One of the few things the international media seem to cover relentlessly about Norway is the proliferation of electric car use across the country. And they're quite right. Norway has more electric cars on its road than any other country, on a per capita basis.
In the first three months of 2016, Norway registered 11,124 pure electric and plug-in hybrid electric vehicles (PHEVs), representing 24.4 percent of all new vehicles.
The reason isn't because Norwegians care more about the environment than anyone else. The reason is, of course, money. Essentially, Norwegians have been financially incentivised by their government to buy electric cars over the previous decade, at a cost to the state of tens of thousands of kroner per car.
State subsidies, intended to promote a less polluting form of travel and cut greenhouse gas emissions, help bring the price of buying the top-selling electric Nissan Leaf in Norway down to 240,690 kr, which is competitive with similarly powered petrol cars.

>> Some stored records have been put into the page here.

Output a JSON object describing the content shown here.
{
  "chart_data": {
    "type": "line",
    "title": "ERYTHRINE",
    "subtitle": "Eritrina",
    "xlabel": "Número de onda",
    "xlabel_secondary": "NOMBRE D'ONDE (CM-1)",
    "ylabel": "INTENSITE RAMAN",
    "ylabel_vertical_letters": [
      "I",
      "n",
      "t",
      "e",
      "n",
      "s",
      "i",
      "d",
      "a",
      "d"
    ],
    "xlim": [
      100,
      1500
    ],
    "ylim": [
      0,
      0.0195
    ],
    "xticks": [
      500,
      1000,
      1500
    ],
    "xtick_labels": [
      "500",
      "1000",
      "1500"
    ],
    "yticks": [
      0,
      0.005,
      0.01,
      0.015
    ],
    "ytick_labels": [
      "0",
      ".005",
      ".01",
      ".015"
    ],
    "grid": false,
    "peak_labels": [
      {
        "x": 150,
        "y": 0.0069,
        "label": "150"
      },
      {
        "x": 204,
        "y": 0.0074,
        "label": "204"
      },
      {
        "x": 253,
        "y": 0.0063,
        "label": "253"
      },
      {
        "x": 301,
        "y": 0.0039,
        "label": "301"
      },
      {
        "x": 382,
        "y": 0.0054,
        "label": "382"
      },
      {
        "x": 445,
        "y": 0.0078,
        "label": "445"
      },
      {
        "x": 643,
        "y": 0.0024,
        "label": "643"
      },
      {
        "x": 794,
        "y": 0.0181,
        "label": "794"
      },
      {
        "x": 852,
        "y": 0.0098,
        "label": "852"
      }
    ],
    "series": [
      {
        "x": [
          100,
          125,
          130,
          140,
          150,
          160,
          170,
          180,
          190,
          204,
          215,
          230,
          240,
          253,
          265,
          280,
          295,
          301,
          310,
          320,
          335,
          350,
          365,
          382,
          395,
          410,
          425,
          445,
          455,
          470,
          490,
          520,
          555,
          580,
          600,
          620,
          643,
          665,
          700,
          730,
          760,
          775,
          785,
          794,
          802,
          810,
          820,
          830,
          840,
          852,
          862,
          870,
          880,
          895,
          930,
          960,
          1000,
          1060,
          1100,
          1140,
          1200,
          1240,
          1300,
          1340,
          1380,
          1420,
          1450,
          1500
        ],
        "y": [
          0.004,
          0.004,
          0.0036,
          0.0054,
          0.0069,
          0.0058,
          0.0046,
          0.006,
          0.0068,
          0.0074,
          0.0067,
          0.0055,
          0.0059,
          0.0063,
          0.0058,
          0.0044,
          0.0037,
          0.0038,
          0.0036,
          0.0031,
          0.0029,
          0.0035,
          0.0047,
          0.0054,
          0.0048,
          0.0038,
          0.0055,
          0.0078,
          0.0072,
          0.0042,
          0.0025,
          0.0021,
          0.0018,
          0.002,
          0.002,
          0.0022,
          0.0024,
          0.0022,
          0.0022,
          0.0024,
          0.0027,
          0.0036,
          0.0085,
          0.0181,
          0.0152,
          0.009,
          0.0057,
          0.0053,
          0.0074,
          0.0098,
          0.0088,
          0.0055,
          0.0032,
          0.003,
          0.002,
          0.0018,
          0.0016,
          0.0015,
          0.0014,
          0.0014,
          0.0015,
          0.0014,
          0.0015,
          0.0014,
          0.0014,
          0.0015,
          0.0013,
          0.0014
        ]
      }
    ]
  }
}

In addition to these benefits, commuters driving into Oslo from the surrounding areas save up to 10,000 kr in road tolls over the course of the year, and get free parking which is also worth thousands of kroner per year.

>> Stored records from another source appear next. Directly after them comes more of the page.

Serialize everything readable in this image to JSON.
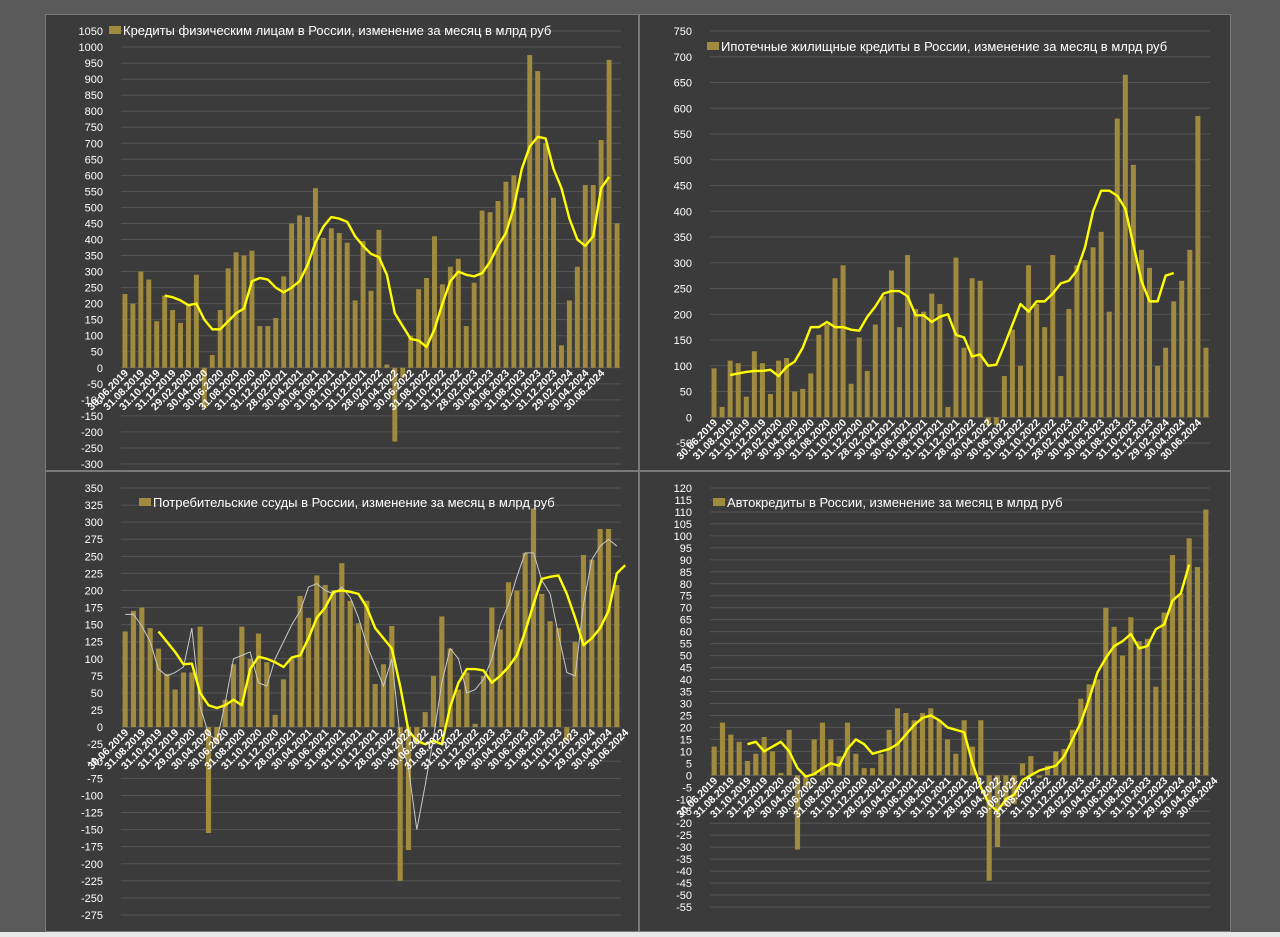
{
  "colors": {
    "bar": "#a08a3e",
    "trend": "#ffff00",
    "thin_line": "#c8c8c8",
    "panel_bg": "#3b3b3b",
    "grid": "#555555",
    "text": "#ffffff"
  },
  "chart_data": [
    {
      "type": "bar",
      "title": "Кредиты физическим лицам  в России, изменение за месяц в млрд руб",
      "legend": "Кредиты физическим лицам  в России, изменение за месяц в млрд руб",
      "ylim": [
        -300,
        1050
      ],
      "ystep": 50,
      "grid": true,
      "legend_position": "top",
      "xtick_labels": [
        "30.06.2019",
        "31.08.2019",
        "31.10.2019",
        "31.12.2019",
        "29.02.2020",
        "30.04.2020",
        "30.06.2020",
        "31.08.2020",
        "31.10.2020",
        "31.12.2020",
        "28.02.2021",
        "30.04.2021",
        "30.06.2021",
        "31.08.2021",
        "31.10.2021",
        "31.12.2021",
        "28.02.2022",
        "30.04.2022",
        "30.06.2022",
        "31.08.2022",
        "31.10.2022",
        "31.12.2022",
        "28.02.2023",
        "30.04.2023",
        "30.06.2023",
        "31.08.2023",
        "31.10.2023",
        "31.12.2023",
        "29.02.2024",
        "30.04.2024",
        "30.06.2024"
      ],
      "values": [
        230,
        200,
        300,
        275,
        145,
        225,
        180,
        140,
        195,
        290,
        -125,
        40,
        180,
        310,
        360,
        350,
        365,
        130,
        130,
        155,
        285,
        450,
        475,
        470,
        560,
        405,
        435,
        420,
        390,
        210,
        395,
        240,
        430,
        10,
        -230,
        -30,
        100,
        245,
        280,
        410,
        260,
        315,
        340,
        130,
        265,
        490,
        485,
        520,
        580,
        600,
        530,
        975,
        925,
        700,
        530,
        70,
        210,
        315,
        570,
        570,
        710,
        960,
        450
      ],
      "trend": [
        null,
        null,
        null,
        null,
        null,
        225,
        220,
        210,
        195,
        200,
        150,
        120,
        120,
        145,
        170,
        185,
        270,
        280,
        275,
        250,
        235,
        250,
        270,
        320,
        390,
        440,
        470,
        465,
        455,
        410,
        380,
        355,
        345,
        290,
        170,
        130,
        90,
        85,
        65,
        120,
        200,
        270,
        300,
        290,
        285,
        295,
        330,
        380,
        420,
        500,
        620,
        690,
        720,
        715,
        620,
        560,
        465,
        400,
        380,
        410,
        560,
        595
      ]
    },
    {
      "type": "bar",
      "title": "Ипотечные жилищные кредиты в России, изменение за месяц в млрд руб",
      "legend": "Ипотечные жилищные кредиты в России, изменение за месяц в млрд руб",
      "ylim": [
        -50,
        750
      ],
      "ystep": 50,
      "grid": true,
      "legend_position": "top",
      "xtick_labels": [
        "30.06.2019",
        "31.08.2019",
        "31.10.2019",
        "31.12.2019",
        "29.02.2020",
        "30.04.2020",
        "30.06.2020",
        "31.08.2020",
        "31.10.2020",
        "31.12.2020",
        "28.02.2021",
        "30.04.2021",
        "30.06.2021",
        "31.08.2021",
        "31.10.2021",
        "31.12.2021",
        "28.02.2022",
        "30.04.2022",
        "30.06.2022",
        "31.08.2022",
        "31.10.2022",
        "31.12.2022",
        "28.02.2023",
        "30.04.2023",
        "30.06.2023",
        "31.08.2023",
        "31.10.2023",
        "31.12.2023",
        "29.02.2024",
        "30.04.2024",
        "30.06.2024"
      ],
      "values": [
        95,
        20,
        110,
        105,
        40,
        128,
        105,
        45,
        110,
        115,
        50,
        55,
        85,
        160,
        180,
        270,
        295,
        65,
        155,
        90,
        180,
        235,
        285,
        175,
        315,
        210,
        205,
        240,
        220,
        20,
        310,
        135,
        270,
        265,
        -15,
        -15,
        80,
        170,
        100,
        295,
        220,
        175,
        315,
        80,
        210,
        295,
        305,
        330,
        360,
        205,
        580,
        665,
        490,
        325,
        290,
        100,
        135,
        225,
        265,
        325,
        585,
        135
      ],
      "trend": [
        null,
        null,
        82,
        85,
        88,
        90,
        90,
        92,
        80,
        98,
        108,
        135,
        175,
        175,
        185,
        175,
        175,
        170,
        168,
        195,
        215,
        240,
        245,
        245,
        235,
        198,
        198,
        185,
        195,
        200,
        160,
        155,
        118,
        122,
        100,
        102,
        140,
        180,
        220,
        205,
        225,
        225,
        240,
        260,
        265,
        285,
        330,
        400,
        440,
        440,
        430,
        405,
        335,
        265,
        225,
        225,
        275,
        280
      ]
    },
    {
      "type": "bar",
      "title": "Потребительские ссуды в России, изменение за месяц в млрд руб",
      "legend": "Потребительские ссуды в России, изменение за месяц в млрд руб",
      "ylim": [
        -275,
        350
      ],
      "ystep": 25,
      "grid": true,
      "legend_position": "top",
      "xtick_labels": [
        "30.06.2019",
        "31.08.2019",
        "31.10.2019",
        "31.12.2019",
        "29.02.2020",
        "30.04.2020",
        "30.06.2020",
        "31.08.2020",
        "31.10.2020",
        "31.12.2020",
        "28.02.2021",
        "30.04.2021",
        "30.06.2021",
        "31.08.2021",
        "31.10.2021",
        "31.12.2021",
        "28.02.2022",
        "30.04.2022",
        "30.06.2022",
        "31.08.2022",
        "31.10.2022",
        "31.12.2022",
        "28.02.2023",
        "30.04.2023",
        "30.06.2023",
        "31.08.2023",
        "31.10.2023",
        "31.12.2023",
        "29.02.2024",
        "30.04.2024",
        "30.06.2024"
      ],
      "values": [
        140,
        170,
        175,
        145,
        115,
        78,
        55,
        80,
        80,
        147,
        -155,
        -25,
        40,
        92,
        147,
        100,
        137,
        95,
        18,
        70,
        100,
        192,
        160,
        222,
        208,
        200,
        240,
        185,
        152,
        185,
        63,
        92,
        148,
        -225,
        -180,
        -25,
        22,
        75,
        162,
        115,
        55,
        80,
        5,
        75,
        175,
        143,
        212,
        200,
        255,
        320,
        195,
        155,
        145,
        -20,
        125,
        252,
        245,
        290,
        290,
        208
      ],
      "trend": [
        null,
        null,
        null,
        null,
        140,
        125,
        110,
        92,
        93,
        50,
        32,
        28,
        32,
        40,
        32,
        85,
        103,
        100,
        95,
        88,
        102,
        105,
        130,
        160,
        175,
        198,
        200,
        198,
        195,
        175,
        145,
        130,
        115,
        60,
        -5,
        -20,
        -25,
        -20,
        -25,
        30,
        65,
        85,
        85,
        83,
        65,
        75,
        88,
        105,
        140,
        180,
        217,
        220,
        222,
        195,
        160,
        120,
        130,
        145,
        170,
        225,
        237
      ],
      "thin": [
        165,
        165,
        148,
        125,
        85,
        75,
        80,
        88,
        145,
        30,
        -10,
        -20,
        35,
        100,
        105,
        110,
        65,
        60,
        100,
        125,
        150,
        170,
        205,
        210,
        200,
        195,
        205,
        190,
        160,
        120,
        90,
        60,
        100,
        -15,
        -60,
        -150,
        -85,
        -15,
        65,
        115,
        100,
        50,
        55,
        70,
        100,
        150,
        180,
        220,
        255,
        255,
        215,
        195,
        135,
        80,
        75,
        180,
        245,
        265,
        275,
        265
      ],
      "thin_name": ""
    },
    {
      "type": "bar",
      "title": "Автокредиты в России, изменение за месяц в млрд руб",
      "legend": "Автокредиты в России, изменение за месяц в млрд руб",
      "ylim": [
        -55,
        120
      ],
      "ystep": 5,
      "grid": true,
      "legend_position": "top",
      "xtick_labels": [
        "30.06.2019",
        "31.08.2019",
        "31.10.2019",
        "31.12.2019",
        "29.02.2020",
        "30.04.2020",
        "30.06.2020",
        "31.08.2020",
        "31.10.2020",
        "31.12.2020",
        "28.02.2021",
        "30.04.2021",
        "30.06.2021",
        "31.08.2021",
        "31.10.2021",
        "31.12.2021",
        "28.02.2022",
        "30.04.2022",
        "30.06.2022",
        "31.08.2022",
        "31.10.2022",
        "31.12.2022",
        "28.02.2023",
        "30.04.2023",
        "30.06.2023",
        "31.08.2023",
        "31.10.2023",
        "31.12.2023",
        "29.02.2024",
        "30.04.2024",
        "30.06.2024"
      ],
      "values": [
        12,
        22,
        17,
        14,
        6,
        9,
        16,
        10,
        1,
        19,
        -31,
        -5,
        15,
        22,
        15,
        8,
        22,
        9,
        3,
        3,
        9,
        19,
        28,
        26,
        23,
        26,
        28,
        23,
        15,
        9,
        23,
        12,
        23,
        -44,
        -30,
        -13,
        -12,
        5,
        8,
        -1,
        4,
        10,
        11,
        19,
        32,
        38,
        40,
        70,
        62,
        50,
        66,
        56,
        57,
        37,
        68,
        92,
        76,
        99,
        87,
        111
      ],
      "trend": [
        null,
        null,
        null,
        null,
        13,
        14,
        10,
        12,
        14,
        10,
        3,
        -0.5,
        0.5,
        3,
        5,
        4,
        11,
        15,
        13,
        9,
        10,
        11,
        13,
        17,
        21,
        24,
        25,
        23,
        20,
        19,
        18,
        5,
        -5,
        -12,
        -15,
        -10,
        -8,
        -2,
        0,
        2,
        3,
        4,
        8,
        15,
        22,
        32,
        43,
        49,
        54,
        56,
        59,
        53,
        54,
        61,
        63,
        73,
        76,
        88
      ],
      "thin": [],
      "thin_name": ""
    }
  ]
}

Norway's Parliament met its target of 50,000 zero-emission vehicles on the road three years early, in April 2015, and there were 70,000 vehicles on the road by the end of last year.
How Norwegians use electric cars
Many Norwegians use an electric car as an affordable second vehicle for quick trips to the shop and other errands, while they use their primary car for holidays and driving longer distances.
More than 10,000 charging stations are in place all around the country. Many are clustered in key areas around cities such as shopping centres, but others are strategically placed along routes between major cities, such as the E6 between Oslo and Trondheim, making long distance travel feasible, if time-consuming.
Electric vehicles can also be charged at home with suitable equipment, although is causing some problems on housing estates. There is an online database of charging locations open to all.
Since 1990, the Norwegian government has introduced the following incentives:
- No purchase/import taxes (1990)
- Exemption from 25% VAT on purchase (2001)
- Low annual road tax (1996)
- No charges on toll roads or ferries (1997 and 2009)
- Free municipal parking (1999)
- Access to bus lanes (2005)
- 50 % reduced company car tax (2000)
- Exemption from 25% VAT on leasing (2015)
Experts say electrification with renewable energy is essential if rich nations are serious about goals of cutting greenhouse gas emissions, but it's not so easy for Norway's success to be replicated in other countries.
Norway's fleet of electric cars is one of the cleanest in the world because so much of the electricity used within the country comes from hydropower.
In other countries, electric cars may cut local pollution by eliminating exhaust fumes, but are often charged from electricity generated by high-polluting coal-fired power plants.
Towards an electric future
Carmakers are shifting from all-electric towards hybrids like the Prius, which has a petrol engine backed up by an electric motor that traps energy when the brakes are applied.
This has left many electric car owners in Norway nervous about the future value of their cars.
However, EVs continue to sell well, so much depends on whether the Norwegian Government continue to subsidise them once the current package of support expires in 2017.
Update: This package has been extended by the new coalition government through to 2021. There's also been some interesting new developments in the area of electric transport, with the state-owned airport operator investigating the viability of electric aircraft for short-haul domestic routes by 2040. Watch this space!
For more information, see the Norwegian Electric Vehicle Association. The non-profit organisation represents the majority of electric car owners in Norway.
They cooperate with government and industry, and also promote Norway as a best case for electric vehicles policy to Europe and the rest of the world.